### Import the necessary libraries

In [173]:
import requests 
import pandas as pd 
import numpy as np
from bs4 import BeautifulSoup

### Scrap the URL and get the table data 

In [174]:
URL = "https://en.wikipedia.org/wiki/List_of_postal_codes_of_Canada:_M"
res = requests.get(URL).text
soup = BeautifulSoup(res,'lxml')
df_list = []
for items in soup.find('table', class_= 'wikitable sortable').find_all('tr')[1::]:
    data = items.find_all(['td'])
    try:
        postcode = data[0].get_text()       
        borough = data[1].get_text()
        neighbourhood = data[2].get_text().rstrip('\n')
    except IndexError:pass
    df_list.append((postcode,borough,neighbourhood))

print(df_list[0:3])

[('M1A', 'Not assigned', 'Not assigned'), ('M2A', 'Not assigned', 'Not assigned'), ('M3A', 'North York', 'Parkwoods')]

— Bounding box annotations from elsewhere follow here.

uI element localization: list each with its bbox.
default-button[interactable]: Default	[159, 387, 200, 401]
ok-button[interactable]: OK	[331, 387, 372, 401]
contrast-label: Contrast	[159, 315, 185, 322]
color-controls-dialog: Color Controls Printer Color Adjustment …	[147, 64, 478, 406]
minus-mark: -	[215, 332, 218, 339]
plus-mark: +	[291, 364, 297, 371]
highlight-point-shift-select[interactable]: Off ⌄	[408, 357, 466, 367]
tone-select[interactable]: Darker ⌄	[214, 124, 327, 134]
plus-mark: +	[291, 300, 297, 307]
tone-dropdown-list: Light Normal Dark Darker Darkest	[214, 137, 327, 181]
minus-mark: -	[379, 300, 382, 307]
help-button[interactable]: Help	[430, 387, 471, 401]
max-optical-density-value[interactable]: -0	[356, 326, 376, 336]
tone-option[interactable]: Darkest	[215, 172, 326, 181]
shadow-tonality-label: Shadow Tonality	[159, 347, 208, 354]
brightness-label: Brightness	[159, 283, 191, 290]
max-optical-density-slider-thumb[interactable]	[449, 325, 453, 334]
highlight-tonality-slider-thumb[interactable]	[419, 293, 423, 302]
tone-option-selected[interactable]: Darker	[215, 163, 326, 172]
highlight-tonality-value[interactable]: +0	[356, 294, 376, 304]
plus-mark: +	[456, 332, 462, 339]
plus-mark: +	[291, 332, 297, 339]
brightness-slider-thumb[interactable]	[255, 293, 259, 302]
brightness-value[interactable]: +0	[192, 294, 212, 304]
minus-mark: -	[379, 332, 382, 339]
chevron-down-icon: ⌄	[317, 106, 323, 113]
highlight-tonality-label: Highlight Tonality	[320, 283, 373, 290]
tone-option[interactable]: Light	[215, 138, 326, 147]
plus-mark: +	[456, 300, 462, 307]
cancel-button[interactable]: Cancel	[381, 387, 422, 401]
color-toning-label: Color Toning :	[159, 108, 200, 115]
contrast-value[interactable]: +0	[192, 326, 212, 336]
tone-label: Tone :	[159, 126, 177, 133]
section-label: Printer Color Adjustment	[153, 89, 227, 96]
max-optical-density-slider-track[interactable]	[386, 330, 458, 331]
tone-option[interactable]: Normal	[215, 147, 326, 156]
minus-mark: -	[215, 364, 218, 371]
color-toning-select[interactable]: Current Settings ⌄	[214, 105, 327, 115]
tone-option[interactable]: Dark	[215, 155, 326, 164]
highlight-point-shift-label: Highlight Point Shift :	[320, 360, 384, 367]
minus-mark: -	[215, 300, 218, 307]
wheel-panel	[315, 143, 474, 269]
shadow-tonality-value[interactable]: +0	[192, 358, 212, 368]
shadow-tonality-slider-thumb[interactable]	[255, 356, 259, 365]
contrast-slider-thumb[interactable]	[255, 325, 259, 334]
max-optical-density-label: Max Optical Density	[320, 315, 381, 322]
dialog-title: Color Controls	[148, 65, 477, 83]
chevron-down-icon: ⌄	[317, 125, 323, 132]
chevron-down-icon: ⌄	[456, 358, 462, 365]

### Convert the above list data into PANDAS DataFrame

In [175]:
df_data = pd.DataFrame(df_list, columns=['Postalcode', 'Borough', 'Neighbourhood'])

In [176]:
df_data.head()

Unnamed: 0,Postalcode,Borough,Neighbourhood
0,M1A,Not assigned,Not assigned
1,M2A,Not assigned,Not assigned
2,M3A,North York,Parkwoods
3,M4A,North York,Victoria Village
4,M5A,Downtown Toronto,Harbourfront


### Check the shape of the DataFrame

In [177]:
df_data.shape

(289, 3)

### Get the count of Column Borough = Not assigned

In [178]:
df_data['Borough'].eq('Not assigned').sum()

77

### Get the count of Column Neighbourhood = Not assigned

In [179]:
df_data['Neighbourhood'].eq('Not assigned').sum()

78

### Remove the rows where Borough = Not assigned 

In [180]:
df_data = df_data[df_data.Borough != 'Not assigned']

### Shape of the DataFrame after removing rows, where Borough column equal to Not assigned values

In [181]:
df_data.shape

(212, 3)

### Get the rows where Neighbourhood is equal to Not assigned values

In [182]:
df_data['Neighbourhood'].eq('Not assigned').sum()

1

In [183]:
df_data.loc[df_data['Neighbourhood'] == 'Not assigned']

Unnamed: 0,Postalcode,Borough,Neighbourhood
8,M7A,Queen's Park,Not assigned


### Copy the value of Borough column to the Neighbourhood column, if Neighbourhood == Not assigned 

In [184]:
df_data['Neighbourhood'] = np.where(df_data['Neighbourhood'] == 'Not assigned', df_data['Borough'], df_data['Borough'])

In [185]:
df_data['Neighbourhood'].eq('Not assigned').sum()

0

### Merge the Neighbourhoods for the same Postal Code 

In [186]:
df_data = df_data.groupby(['Postalcode', 'Borough'])['Neighbourhood'].apply(', '.join).reset_index()

## Final Shape of the Notebook

In [188]:
df_data.shape

(103, 3)